Version-Release number of selected component (if applicable):
4.8.0-0.nightly-2021-10-05-155111

How reproducible:
Try to download content of large file > 50M

Steps to Reproduce:
1. Run command:
oc exec -n openshift-storage pod-name -- cat /path/to/big/file > ./local-file


Actual results:
We see inconsistency in output of oc exec command. In 4.8 it's the worse

Expected results:
Have the same output as in 4.6 and 4.7

Comment 1 Petr Balogh 2021-10-11 08:04:54 UTC
BTW the tar binary was not available in the container as well, so we could not use oc cp command.  But now when I am looking at the container it already has tar in it, at least in OCS 4.8 version. So I will check also OCS 4.6 and 4.7 if this is the case, and if it's already there we can probably change the logic in the code to use oc cp instead.

Comment 2 Maciej Szulik 2021-10-11 14:57:03 UTC
I'm lowering the priority since it looks like there are alternative and this problems appears to be happening less than 20% of time.

Comment 3 Michal Fojtik 2021-12-17 18:34:04 UTC
This bug hasn't had any activity in the last 30 days.
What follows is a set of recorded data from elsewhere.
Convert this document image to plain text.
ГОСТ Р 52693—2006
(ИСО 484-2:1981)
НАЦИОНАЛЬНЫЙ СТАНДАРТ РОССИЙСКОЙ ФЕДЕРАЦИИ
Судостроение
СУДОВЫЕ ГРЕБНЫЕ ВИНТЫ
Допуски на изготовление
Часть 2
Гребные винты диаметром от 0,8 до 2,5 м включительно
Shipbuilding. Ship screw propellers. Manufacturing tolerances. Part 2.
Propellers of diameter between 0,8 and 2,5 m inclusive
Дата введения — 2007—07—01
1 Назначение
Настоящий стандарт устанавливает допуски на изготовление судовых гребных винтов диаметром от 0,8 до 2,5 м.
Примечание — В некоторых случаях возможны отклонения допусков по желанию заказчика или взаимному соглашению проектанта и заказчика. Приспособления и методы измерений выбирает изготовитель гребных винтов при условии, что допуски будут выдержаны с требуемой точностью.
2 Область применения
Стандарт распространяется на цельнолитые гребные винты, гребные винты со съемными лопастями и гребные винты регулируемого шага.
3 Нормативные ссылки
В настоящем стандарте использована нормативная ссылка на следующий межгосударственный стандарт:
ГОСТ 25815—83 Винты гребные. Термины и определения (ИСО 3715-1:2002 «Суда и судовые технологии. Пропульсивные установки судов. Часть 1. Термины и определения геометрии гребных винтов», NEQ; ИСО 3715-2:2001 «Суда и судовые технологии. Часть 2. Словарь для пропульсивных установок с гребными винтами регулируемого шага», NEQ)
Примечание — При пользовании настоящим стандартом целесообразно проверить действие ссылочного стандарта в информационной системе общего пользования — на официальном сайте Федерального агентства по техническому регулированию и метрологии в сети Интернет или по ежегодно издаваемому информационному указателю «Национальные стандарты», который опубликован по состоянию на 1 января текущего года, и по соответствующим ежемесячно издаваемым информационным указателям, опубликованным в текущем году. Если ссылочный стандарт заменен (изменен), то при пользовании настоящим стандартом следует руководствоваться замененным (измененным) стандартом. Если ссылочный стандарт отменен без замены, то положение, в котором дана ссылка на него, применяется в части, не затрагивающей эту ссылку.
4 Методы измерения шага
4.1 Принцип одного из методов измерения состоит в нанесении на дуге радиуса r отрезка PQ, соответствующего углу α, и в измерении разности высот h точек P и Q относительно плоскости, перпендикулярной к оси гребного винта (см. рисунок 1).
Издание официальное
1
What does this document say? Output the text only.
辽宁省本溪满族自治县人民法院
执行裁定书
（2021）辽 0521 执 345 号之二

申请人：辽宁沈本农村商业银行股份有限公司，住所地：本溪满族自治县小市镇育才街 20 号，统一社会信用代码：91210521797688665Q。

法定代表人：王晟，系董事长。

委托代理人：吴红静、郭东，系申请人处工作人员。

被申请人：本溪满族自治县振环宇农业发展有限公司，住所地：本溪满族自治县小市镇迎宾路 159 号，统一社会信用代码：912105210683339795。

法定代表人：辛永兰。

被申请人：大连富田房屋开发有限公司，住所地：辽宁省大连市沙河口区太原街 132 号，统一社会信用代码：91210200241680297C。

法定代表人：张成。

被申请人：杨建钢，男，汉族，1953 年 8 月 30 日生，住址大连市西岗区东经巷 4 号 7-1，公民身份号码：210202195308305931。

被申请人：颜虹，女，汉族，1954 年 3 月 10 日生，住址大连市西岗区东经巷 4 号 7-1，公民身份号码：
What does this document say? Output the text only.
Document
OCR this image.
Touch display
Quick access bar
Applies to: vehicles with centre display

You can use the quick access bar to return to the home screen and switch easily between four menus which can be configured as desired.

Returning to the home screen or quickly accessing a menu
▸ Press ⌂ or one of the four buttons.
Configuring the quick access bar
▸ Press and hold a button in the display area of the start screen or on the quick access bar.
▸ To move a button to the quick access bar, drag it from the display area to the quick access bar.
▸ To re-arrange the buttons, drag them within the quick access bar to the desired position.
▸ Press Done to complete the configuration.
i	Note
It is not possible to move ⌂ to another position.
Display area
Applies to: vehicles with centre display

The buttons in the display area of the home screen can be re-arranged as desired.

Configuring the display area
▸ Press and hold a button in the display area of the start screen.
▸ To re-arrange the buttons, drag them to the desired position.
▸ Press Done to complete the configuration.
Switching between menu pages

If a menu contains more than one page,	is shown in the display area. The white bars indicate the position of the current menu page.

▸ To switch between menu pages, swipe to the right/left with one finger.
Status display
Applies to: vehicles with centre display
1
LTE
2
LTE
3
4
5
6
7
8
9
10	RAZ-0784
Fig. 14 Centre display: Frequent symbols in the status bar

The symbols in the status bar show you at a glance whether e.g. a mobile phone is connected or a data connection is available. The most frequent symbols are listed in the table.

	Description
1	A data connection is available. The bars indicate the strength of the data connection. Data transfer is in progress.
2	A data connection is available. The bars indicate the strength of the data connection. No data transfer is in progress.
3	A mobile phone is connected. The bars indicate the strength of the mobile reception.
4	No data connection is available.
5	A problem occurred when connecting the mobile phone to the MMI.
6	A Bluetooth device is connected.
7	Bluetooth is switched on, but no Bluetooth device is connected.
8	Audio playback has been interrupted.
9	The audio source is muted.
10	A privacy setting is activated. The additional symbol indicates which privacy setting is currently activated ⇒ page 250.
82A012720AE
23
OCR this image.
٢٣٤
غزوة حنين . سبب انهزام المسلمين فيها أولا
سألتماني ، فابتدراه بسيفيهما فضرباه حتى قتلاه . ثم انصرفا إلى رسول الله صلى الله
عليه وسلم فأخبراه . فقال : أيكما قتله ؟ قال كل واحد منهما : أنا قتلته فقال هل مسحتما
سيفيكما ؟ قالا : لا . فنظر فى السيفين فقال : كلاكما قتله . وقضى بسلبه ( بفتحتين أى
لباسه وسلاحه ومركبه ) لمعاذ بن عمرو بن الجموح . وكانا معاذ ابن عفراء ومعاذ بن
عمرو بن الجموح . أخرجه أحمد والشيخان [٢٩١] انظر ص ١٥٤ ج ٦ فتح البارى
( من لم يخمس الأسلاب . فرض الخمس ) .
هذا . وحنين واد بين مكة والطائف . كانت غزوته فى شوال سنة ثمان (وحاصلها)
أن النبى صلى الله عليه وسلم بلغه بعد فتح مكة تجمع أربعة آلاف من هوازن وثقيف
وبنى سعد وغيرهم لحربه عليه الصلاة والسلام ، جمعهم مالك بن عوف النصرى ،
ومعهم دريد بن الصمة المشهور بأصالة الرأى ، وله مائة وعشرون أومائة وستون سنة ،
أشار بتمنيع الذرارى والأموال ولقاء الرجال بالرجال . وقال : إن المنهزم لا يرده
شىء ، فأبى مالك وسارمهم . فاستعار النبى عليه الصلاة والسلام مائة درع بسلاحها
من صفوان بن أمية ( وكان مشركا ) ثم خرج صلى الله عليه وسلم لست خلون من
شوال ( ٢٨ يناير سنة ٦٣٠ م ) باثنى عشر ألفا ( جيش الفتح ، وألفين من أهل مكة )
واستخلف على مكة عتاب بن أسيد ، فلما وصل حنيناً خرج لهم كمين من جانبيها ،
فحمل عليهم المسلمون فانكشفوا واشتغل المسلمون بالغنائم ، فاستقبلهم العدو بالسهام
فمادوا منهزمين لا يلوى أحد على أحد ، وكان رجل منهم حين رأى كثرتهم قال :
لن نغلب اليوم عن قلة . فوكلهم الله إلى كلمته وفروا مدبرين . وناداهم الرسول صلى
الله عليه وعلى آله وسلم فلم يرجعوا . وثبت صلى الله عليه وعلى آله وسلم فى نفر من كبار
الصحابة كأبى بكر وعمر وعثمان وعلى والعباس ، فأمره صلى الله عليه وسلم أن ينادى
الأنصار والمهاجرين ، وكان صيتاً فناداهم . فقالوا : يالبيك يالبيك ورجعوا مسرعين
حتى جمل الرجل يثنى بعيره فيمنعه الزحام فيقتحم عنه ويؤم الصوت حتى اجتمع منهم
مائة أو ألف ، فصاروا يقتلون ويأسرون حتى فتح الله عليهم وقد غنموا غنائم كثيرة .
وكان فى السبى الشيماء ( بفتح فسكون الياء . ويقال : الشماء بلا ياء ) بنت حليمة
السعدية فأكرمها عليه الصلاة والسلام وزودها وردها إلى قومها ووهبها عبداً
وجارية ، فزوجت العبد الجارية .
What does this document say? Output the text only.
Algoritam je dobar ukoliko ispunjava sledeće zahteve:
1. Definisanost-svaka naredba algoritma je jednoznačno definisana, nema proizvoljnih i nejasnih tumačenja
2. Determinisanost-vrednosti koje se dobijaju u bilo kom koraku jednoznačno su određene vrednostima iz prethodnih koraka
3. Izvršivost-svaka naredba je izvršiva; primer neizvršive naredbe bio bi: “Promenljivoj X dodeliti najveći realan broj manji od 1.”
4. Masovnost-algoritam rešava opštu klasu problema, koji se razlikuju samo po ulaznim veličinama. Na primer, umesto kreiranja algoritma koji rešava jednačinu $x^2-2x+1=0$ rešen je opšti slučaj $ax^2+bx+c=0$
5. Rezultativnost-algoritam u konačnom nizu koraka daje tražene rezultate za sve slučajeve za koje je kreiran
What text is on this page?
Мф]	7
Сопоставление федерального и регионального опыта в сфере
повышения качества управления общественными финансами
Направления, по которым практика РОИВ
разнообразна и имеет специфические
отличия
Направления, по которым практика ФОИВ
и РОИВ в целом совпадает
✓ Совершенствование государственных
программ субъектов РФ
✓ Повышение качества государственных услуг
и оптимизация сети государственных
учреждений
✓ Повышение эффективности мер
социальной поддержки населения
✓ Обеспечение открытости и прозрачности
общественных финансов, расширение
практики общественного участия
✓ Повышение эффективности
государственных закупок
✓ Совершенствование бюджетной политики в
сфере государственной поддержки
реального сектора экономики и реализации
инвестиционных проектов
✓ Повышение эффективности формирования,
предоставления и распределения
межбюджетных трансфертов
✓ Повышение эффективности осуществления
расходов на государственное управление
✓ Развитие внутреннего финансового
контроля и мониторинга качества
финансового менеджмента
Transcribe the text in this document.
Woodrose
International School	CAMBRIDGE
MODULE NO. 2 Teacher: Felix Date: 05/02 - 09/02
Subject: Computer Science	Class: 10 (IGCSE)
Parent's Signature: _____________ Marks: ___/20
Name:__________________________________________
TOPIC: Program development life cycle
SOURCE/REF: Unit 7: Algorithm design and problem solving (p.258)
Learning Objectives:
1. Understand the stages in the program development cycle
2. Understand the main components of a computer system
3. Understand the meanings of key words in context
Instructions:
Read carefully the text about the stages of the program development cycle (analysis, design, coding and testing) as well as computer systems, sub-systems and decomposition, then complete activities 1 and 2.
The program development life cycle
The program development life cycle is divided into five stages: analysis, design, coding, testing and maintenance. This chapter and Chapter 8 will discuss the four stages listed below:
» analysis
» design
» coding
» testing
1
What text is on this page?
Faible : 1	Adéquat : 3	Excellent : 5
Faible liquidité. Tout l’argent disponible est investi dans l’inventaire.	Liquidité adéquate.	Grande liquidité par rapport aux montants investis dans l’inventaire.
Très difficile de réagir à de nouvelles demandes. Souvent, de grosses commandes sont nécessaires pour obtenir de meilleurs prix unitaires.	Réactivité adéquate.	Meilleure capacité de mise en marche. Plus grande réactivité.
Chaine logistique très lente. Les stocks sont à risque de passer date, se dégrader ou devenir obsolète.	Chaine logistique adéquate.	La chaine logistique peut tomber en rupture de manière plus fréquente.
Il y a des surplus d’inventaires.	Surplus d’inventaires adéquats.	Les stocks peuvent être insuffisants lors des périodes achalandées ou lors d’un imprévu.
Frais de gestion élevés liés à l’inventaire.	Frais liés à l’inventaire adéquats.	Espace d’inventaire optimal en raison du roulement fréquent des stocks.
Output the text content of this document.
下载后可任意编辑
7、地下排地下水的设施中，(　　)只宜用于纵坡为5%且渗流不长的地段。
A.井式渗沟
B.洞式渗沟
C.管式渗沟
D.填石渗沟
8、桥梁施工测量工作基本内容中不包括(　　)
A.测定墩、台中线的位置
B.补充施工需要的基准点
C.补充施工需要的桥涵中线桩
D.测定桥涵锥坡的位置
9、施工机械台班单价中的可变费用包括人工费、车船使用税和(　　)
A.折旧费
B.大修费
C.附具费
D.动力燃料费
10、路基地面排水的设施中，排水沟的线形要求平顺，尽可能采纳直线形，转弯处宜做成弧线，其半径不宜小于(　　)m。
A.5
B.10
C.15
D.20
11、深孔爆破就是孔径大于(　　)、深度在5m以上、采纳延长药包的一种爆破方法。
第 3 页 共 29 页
Maybe the problem got resolved, was a duplicate of something else, or became less pressing for some reason - or maybe it's still relevant but just hasn't been looked at yet. As such, we're marking this bug as "LifecycleStale" and decreasing the severity/priority. If you have further information on the current state of the bug, please update it, otherwise this bug can be closed in about 7 days. The information can be, for example, that the problem still occurs, that you still want the feature, that more information is needed, or that the bug is (for whatever reason) no longer relevant. Additionally, you can add LifecycleFrozen into Whiteboard if you think this bug should never be marked as stale. Please consult with bug assignee before you do that.

Comment 4 Petr Balogh 2021-12-21 12:06:33 UTC
Hello, I haven't tested it recently but don't think this issue got fixed, so it's still valid.
We started using different approach for getting data out of pod, but for sure there was some regression introduced between mentioned versions as we saw more inconsistency of data returned by that exec command. So not sure why it's happening on large amount of data and maybe if you will just have 50 MB file full of 0 or 1 and you will try to cat it's output you might spot some error in the output. But I haven't tested on file with zeroes or 1 so maybe it's related to some symbol from binary file.

Currently as we changed the approach of gathering the data I don't care about fix, but just thinking if it can affect some customer or someone as for sure some regression got introduced in that area.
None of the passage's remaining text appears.